1.17 [afdelingshoofd] heeft bij de rechter-commissaris in strafzaken onder meer verklaard:
Ik wil ook nog zeggen dat als [verdachte] mij die affaire met dat wapen had gemeld, de situatie voor mij niet anders was geweest. Ik had de zaak dan waarschijnlijk ook zo ingeschat als is gebeurd.
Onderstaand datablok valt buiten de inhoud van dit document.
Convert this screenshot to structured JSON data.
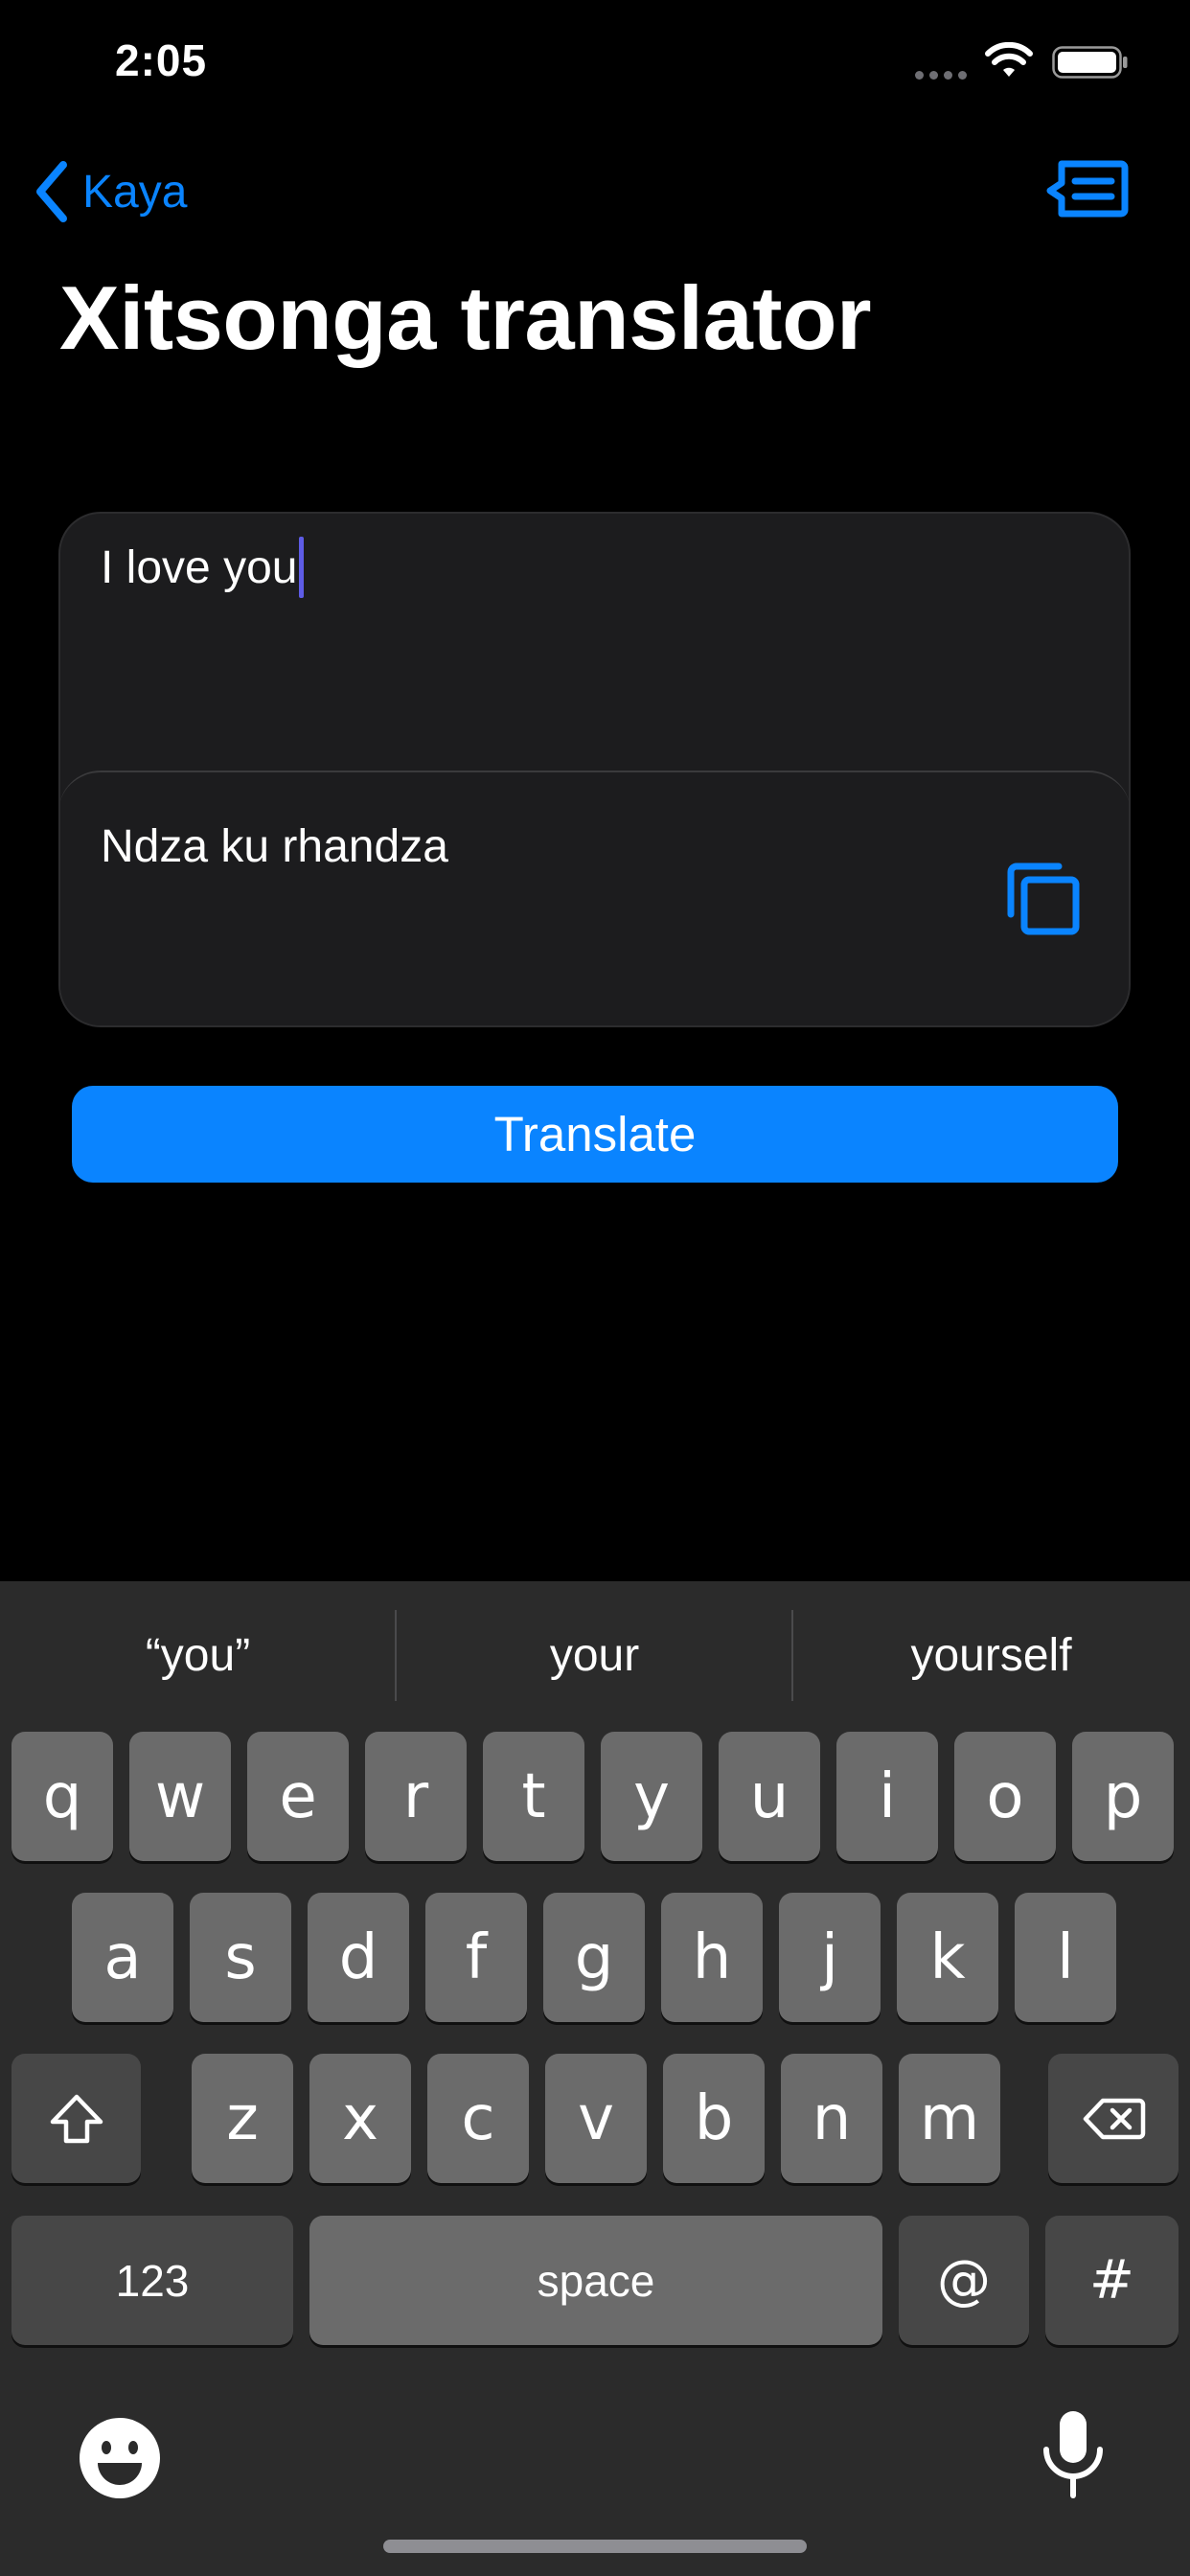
{
  "status_bar": {
    "time": "2:05"
  },
  "nav": {
    "back_label": "Kaya"
  },
  "page": {
    "title": "Xitsonga translator"
  },
  "translator": {
    "input_value": "I love you",
    "output_value": "Ndza ku rhandza"
  },
  "actions": {
    "translate_label": "Translate"
  },
  "keyboard": {
    "suggestions": [
      "“you”",
      "your",
      "yourself"
    ],
    "row1": [
      "q",
      "w",
      "e",
      "r",
      "t",
      "y",
      "u",
      "i",
      "o",
      "p"
    ],
    "row2": [
      "a",
      "s",
      "d",
      "f",
      "g",
      "h",
      "j",
      "k",
      "l"
    ],
    "row3": [
      "z",
      "x",
      "c",
      "v",
      "b",
      "n",
      "m"
    ],
    "numbers_label": "123",
    "space_label": "space",
    "at_label": "@",
    "hash_label": "#"
  },
  "colors": {
    "accent": "#0a84ff",
    "background": "#000000",
    "card": "#1c1c1e",
    "caret": "#5e5ce6",
    "keyboard_bg": "#2b2b2b",
    "key": "#6b6b6b",
    "key_dark": "#474747"
  }
}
Dat zou voor mij vermoedelijk geen reden zijn geweest om beëindiging te vragen.
2. De vordering
2.1 [eisers] vorderen dat de rechtbank bij vonnis, voor zover mogelijk uitvoerbaar bij voorraad, gedaagden hoofdelijk, des dat de een betalend de ander(en) gekweten zal (zullen) zijn, zal veroordelen tot het betalen van
- een bedrag van ƒ 1.410,08 aan ieder van [eisers], in verband met de kosten van lijkbezorging, derhalve in totaal een bedrag van ƒ 7.050,41, vermeerderd met de wettelijke rente vanaf 12 december 2000,
- een bedrag van ƒ 3.623,70 aan ieder van [eisers], in verband met de buitengerechtelijke kosten en kosten ter vaststelling van de schade en aansprakelijkheid, derhalve in totaal een bedrag van ƒ 18.118,50, vermeerderd met de wettelijke rente vanaf 12 december 2000 en
- ƒ 50.000,00 aan ieder van [eisers], in verband met geleden en nog te lijden immateriële schade, derhalve in totaal een bedrag van ƒ 250.000,00, vermeerderd met de wettelijke rente vanaf 16 oktober 1999 en
met veroordeling van gedaagden in de kosten van deze procedure.
2.2 [eisers] verwijten [gedaagde]:
a. dat [gedaagde] het hard drug gebruik van [verdachte] niet heeft gemeld aan het CAD en aan het openbaar ministerie;
b. dat [gedaagde] niet aan het openbaar ministerie heeft gemeld dat hij bij [verdachte] [slachtoffer] bewusteloos, terwijl zij op de grond lag, gekleed was in een slipje en meerdere stukken uit haar haar waren geknipt heeft aangetroffen;
c. dat [gedaagde] heeft bemiddeld zodat [verdachte] methadon verkreeg, zonder dat het CAD daarover vooraf was geïnformeerd;
d. dat [gedaagde] niet heeft ingegrepen toen [verdachte] op 17 oktober 1999 zei dat hij alcohol dat genuttigd en daarom weigerde Refusal in te nemen;
e. dat [gedaagde] het CAD niet heeft ingelicht toen [verdachte] dreigde iemand te vermoorden;
f. dat [gedaagde] het CAD niet heeft ingelicht toen hij het alarmpistool van [verdachte] had ingenomen.